Pour M. Laliberté, le but de son entraînement est de ne pas être une charge pour ses coéquipiers. «J'ai regardé mon commandant dans les yeux, et je lui ai dit que je serais là pour lui s'il a besoin de moi.»

Est-ce difficile de ne pas être celui qui décide? «Non, ça fait du bien de se laisser diriger. C'est un vent d'air frais.»

Guy Laliberté aura quand même des gens à diriger durant son séjour. Il aura une équipe de quatre personnes du Cirque à sa disposition pour tourner trois documentaires, en plus d'une autre équipe de conception artistique à Montréal. Le premier documentaire portera sur l'entraînement d'un astronaute, le deuxième sur la «mission poétique», et le troisième sur sa vie. «Tout le monde attend de ma bouche ma vraie histoire. Quand tu vas dans l'espace, tu fais un retour sur toi, sur ta vie. Il y a des risques, quand même.»

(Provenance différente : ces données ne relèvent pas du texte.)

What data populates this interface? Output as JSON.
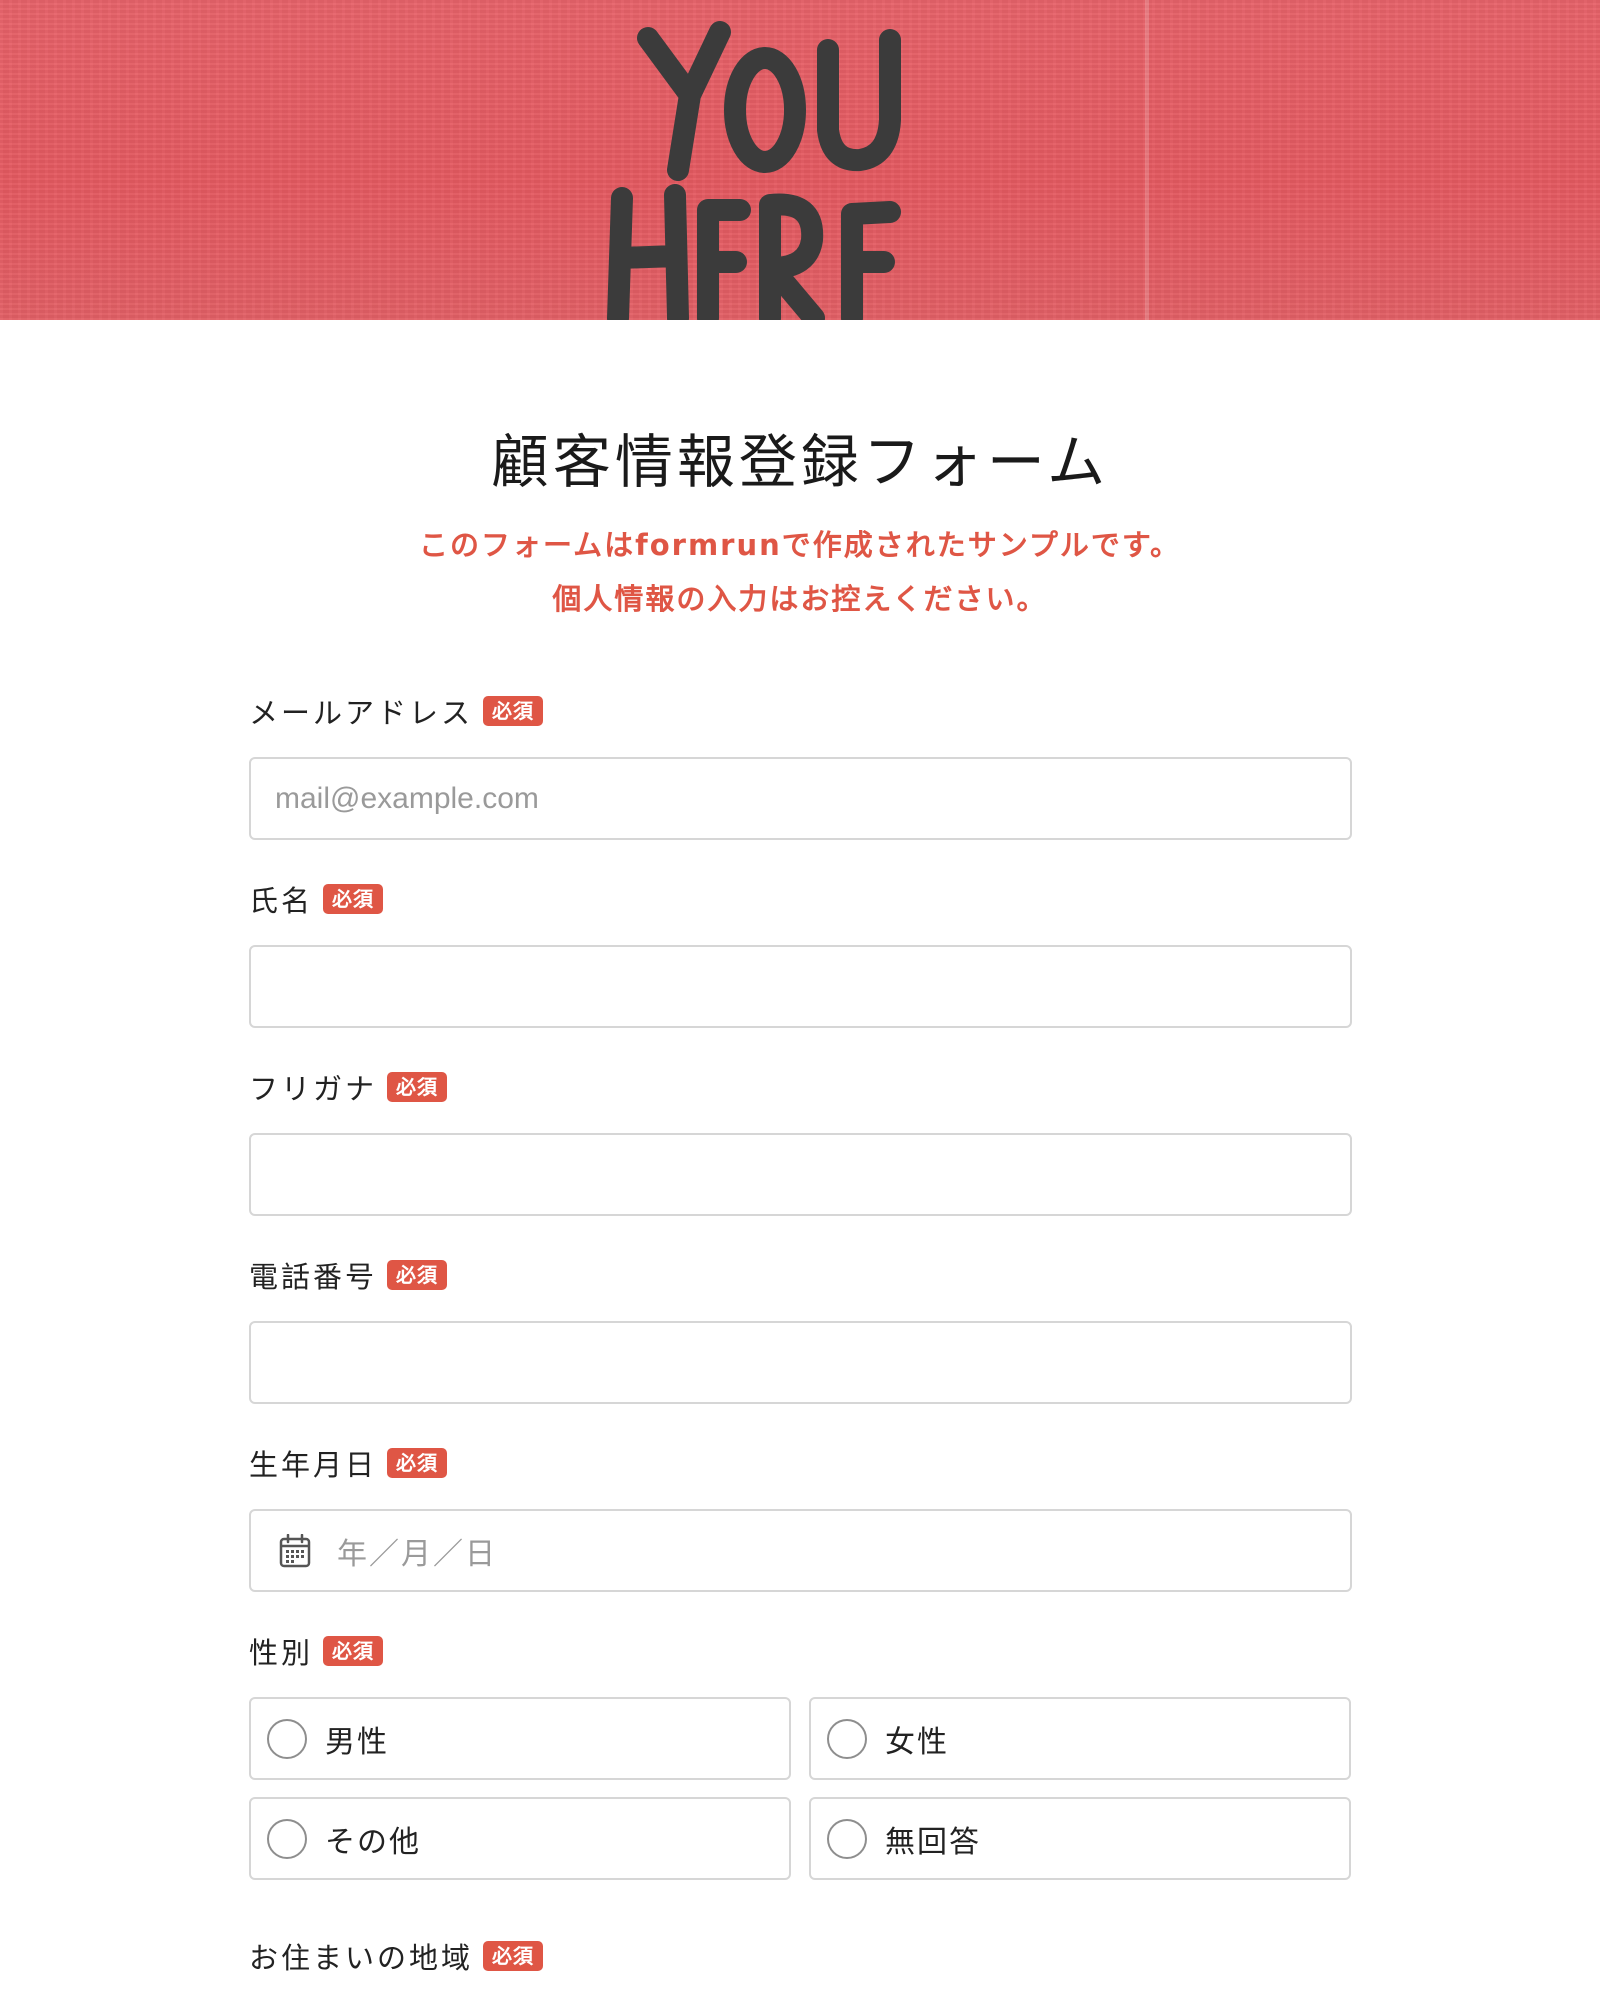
{
  "hero": {
    "painted_text_line1": "YOU",
    "painted_text_line2": "HERE"
  },
  "form": {
    "title": "顧客情報登録フォーム",
    "notice_line1": "このフォームはformrunで作成されたサンプルです。",
    "notice_line2": "個人情報の入力はお控えください。",
    "required_badge": "必須"
  },
  "fields": {
    "email": {
      "label": "メールアドレス",
      "placeholder": "mail@example.com",
      "value": ""
    },
    "name": {
      "label": "氏名",
      "placeholder": "",
      "value": ""
    },
    "furigana": {
      "label": "フリガナ",
      "placeholder": "",
      "value": ""
    },
    "phone": {
      "label": "電話番号",
      "placeholder": "",
      "value": ""
    },
    "birthday": {
      "label": "生年月日",
      "placeholder": "年／月／日"
    },
    "gender": {
      "label": "性別",
      "options": [
        "男性",
        "女性",
        "その他",
        "無回答"
      ]
    },
    "region": {
      "label": "お住まいの地域"
    }
  },
  "colors": {
    "accent": "#df5645",
    "hero_background": "#e55a61",
    "border": "#d6d6d6"
  },
  "icons": {
    "date": "calendar-icon",
    "radio": "radio-circle"
  }
}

La mission veut populariser Goutte de vie. N'aurait-il pas été plus efficace d'allouer tous ces millions à la fondation? «C'est un projet personnel, se défend M. Laliberté. En plus, il y a des avantages pour la fondation.»

C'est la première fois que les agences spatiales russe et canadienne accordent publiquement leur appui à un projet privé d'un touriste spatial. Steven Maclean, ancien astronaute et président de l'Agence spatiale canadienne, pense que Guy Laliberté permettra de populariser les activités de l'Agence. Le premier touriste spatial canadien, lui, vise maintenant la NASA. «J'ai convaincu les Américains de la NASA qui sont à Star City, il faut maintenant que ça monte dans l'organisation. J'ai besoin de l'appui de la NASA pour ma mission.»

 

La poupée de grand-maman

Guy Laliberté emportera en orbite un objet cher à chacun de ses enfants. «Ma plus vieille a choisi quelque chose de très symbolique. Ça me fait chaud au coeur. C'est une petite poupée que lui avait brodée ma mère quand elle avait 2-3 ans. Les enfants sont en déménagement, elle pensait l'avoir perdue. Elle l'a cherchée pendant trois semaines, elle a ouvert toutes les boîtes, et hier elle l'a trouvée. Mon fils a choisi la croix que ma mère lui a donnée pour son baptême. Ma troisième a choisi une autre petite image religieuse reçue en cadeau pour son baptême. Mon quatrième, c'est drôle, il a choisi son gant de jardinier. La dernière a 2 ans, on ne sait pas encore.»